Yearning for national renewal | Sunday Observer

Yearning for national renewal

13 January, 2019

Who was right and who was wrong in the dire political confrontation that pitted two arms of the Sri Lankan State against each other last month? While many would accuse one side of riding roughshod over the Constitution, others will praise those who attempted to usurp power as patriots wanting to protect the country from what they saw as an unpatriotic government.

Still others waited in suspense to see if those elements that plagued the ethnic minorities would entrench themselves in government again. Most shocked were those who had thought they had, permanently, rid themselves of perhaps the most corrupt and autocratic political cabal that has led this country.

By the time the Supreme Court made its historic rulings, many citizens were exhausted with the suspenseful waiting as well as the desperate, makeshift arrangements to tide over the economic doldrums and market instability caused by the crisis. Entrepreneurs who had presumed that the uncertainty and instability caused by racial riots, political thuggery and crony capitalist mayhem had ended in 2015, suddenly had to deal with a slide in economic performance ratings that threatened their own business outlooks.
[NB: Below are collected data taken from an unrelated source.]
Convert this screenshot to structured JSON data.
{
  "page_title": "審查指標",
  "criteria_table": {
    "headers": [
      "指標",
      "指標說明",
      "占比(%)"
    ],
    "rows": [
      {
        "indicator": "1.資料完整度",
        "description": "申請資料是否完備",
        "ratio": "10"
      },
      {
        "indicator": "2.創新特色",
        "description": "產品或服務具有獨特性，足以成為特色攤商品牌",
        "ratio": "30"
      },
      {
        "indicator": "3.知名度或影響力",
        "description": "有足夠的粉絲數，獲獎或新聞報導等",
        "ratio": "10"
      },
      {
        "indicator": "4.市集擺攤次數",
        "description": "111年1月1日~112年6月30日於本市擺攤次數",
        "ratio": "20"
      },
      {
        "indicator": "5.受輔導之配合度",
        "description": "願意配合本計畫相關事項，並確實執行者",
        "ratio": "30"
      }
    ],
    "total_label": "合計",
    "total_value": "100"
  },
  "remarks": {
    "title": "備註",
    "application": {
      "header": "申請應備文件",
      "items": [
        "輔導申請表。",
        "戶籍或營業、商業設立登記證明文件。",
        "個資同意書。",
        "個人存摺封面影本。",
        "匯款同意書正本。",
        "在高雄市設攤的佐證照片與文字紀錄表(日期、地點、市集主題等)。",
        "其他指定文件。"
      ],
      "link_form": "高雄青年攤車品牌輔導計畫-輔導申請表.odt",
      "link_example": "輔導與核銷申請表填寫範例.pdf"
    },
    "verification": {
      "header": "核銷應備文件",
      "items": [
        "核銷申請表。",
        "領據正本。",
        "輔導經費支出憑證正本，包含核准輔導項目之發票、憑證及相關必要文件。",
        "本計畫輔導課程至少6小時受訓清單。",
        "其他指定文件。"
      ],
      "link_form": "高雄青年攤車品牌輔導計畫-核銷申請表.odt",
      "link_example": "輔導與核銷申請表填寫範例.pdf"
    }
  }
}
Even if the country was divided over the minutiae of political responsibility, what brought consensus was the recognition of the severe inadequacy of the current Constitution, despite numerous amendments, to enable a less disruptive navigation of the crisis by the country’s political leaderships. Indeed, some commentators also directly blamed the Constitution as being the framework that enabled such political gimmickry and blatant power grabs.

That the current Constitution is wholly inadequate for an emergent capitalist democracy seems to have been a consensus for at least two decades. Even if the reasons for dissatisfaction were varied according to the perceptions and interests of different constituencies, the desire for constitutional renewal was broad enough to prompt many political parties to include either full constitutional reform or partial reform in their election manifestos at successive presidential and parliamentary elections since the mid-1990s.

Such has been the collective yearning of Sri Lankans for constitutional change. Leaders were swept into power often with constitutional reform topping their list of promises.Today, many political party leaders, including President Maithripala Sirisena himself as well as Prime Minister Ranil Wickremesinghe, are veterans of many different initiatives to either drastically amend the Constitution or to draft a wholly new one.

And many are the processes of constitutional reform that were launched by leaders taking up either governmental or presidential office.

However, virtually all the top leaders today are guilty of failing to take the reform process to completion. Some simply ran out of time as their tenures ended with the reform process bogged down due to heated – sometimes dangerously emotional – opposition.

Others, notoriously, only pretended at such reform and then went on to do the exact opposite. Most infamous in this regard was the Mahinda Rajapaksa regime.

Mahinda Rajapaksa himself promised an end to the executive presidency in his first bid for that post. This promise was believed by an electorate also seeking change because Rajapaksa had associated himself with previous initiatives for constitutional reform. Certainly, that promise would have added to the votes he got.

Notwithstanding his pious election promises (made with poojas and all), Mahinda Rajapaksa, as President, was perhaps the national leader who did the most to further concentrate power for himself. If he had previously enthusiastically voted for the 17th Amendment that sought to diffuse the concentration of executive power, that did not stop Rajapaksa from pushing through an 18th Amendment that completely reversed the democratic framework into one that actually brought the Sri Lankan presidency even closer to one of near-regal potency.

Today, with the issues of governance now clarified, national political management is back on track for substantive reform and the creation of a new and genuine platform for national recovery from both war and corrupt autocracy.

Barely a month after surviving an attempt at usurping power, the Prime Minister has not wasted time in firmly placing the constitutional reform process on the national agenda once more. At stake is not simply some rarified ideal of democracy. Rather, it is a very pragmatic drive for political stability based on a new framework of political management that would reduce uncertainties as well as close current institutional loopholes that enabled usurpers to try to grab power.

As the father of the current Constitution, the first Executive President J. R. Jayewardene himself argued, what is needed is a political structure that will enable social harmony on the one hand and empower a rigorous development thrust on the other. In his time, Jayewardene did much to achieve a platform for rapid development but his Constitution also encouraged individual power rivalry and autocracy.

Today, after thirty years of bloody conflict, the economic platform Jayewardene helped create has brought us a modicum of ‘development’ but, at the cost of a near-breakdown of the political structures – as demonstrated by last month’s crisis.

Clearly, only those who benefited from the loopholes in our basic law and who still see (personal) profit from further autocracy and nepotism, will seek to stymie constitutional reform. And as they have done in the past, they will use whatever trick and ruse, whether it is ethnic chauvinism or religio-linguistic exclusivism, to achieve their dark purposes.

The citizenry knows this well. And it is important that, along with the formal political machinery now moving toward constitutional reform, there is substantive input and participation by civil society that will enrich the creative formulations on the one hand, but also help legitimise the reform process as one that has the backing of a nation that rejects the violence, decadence and corruption of autocracy.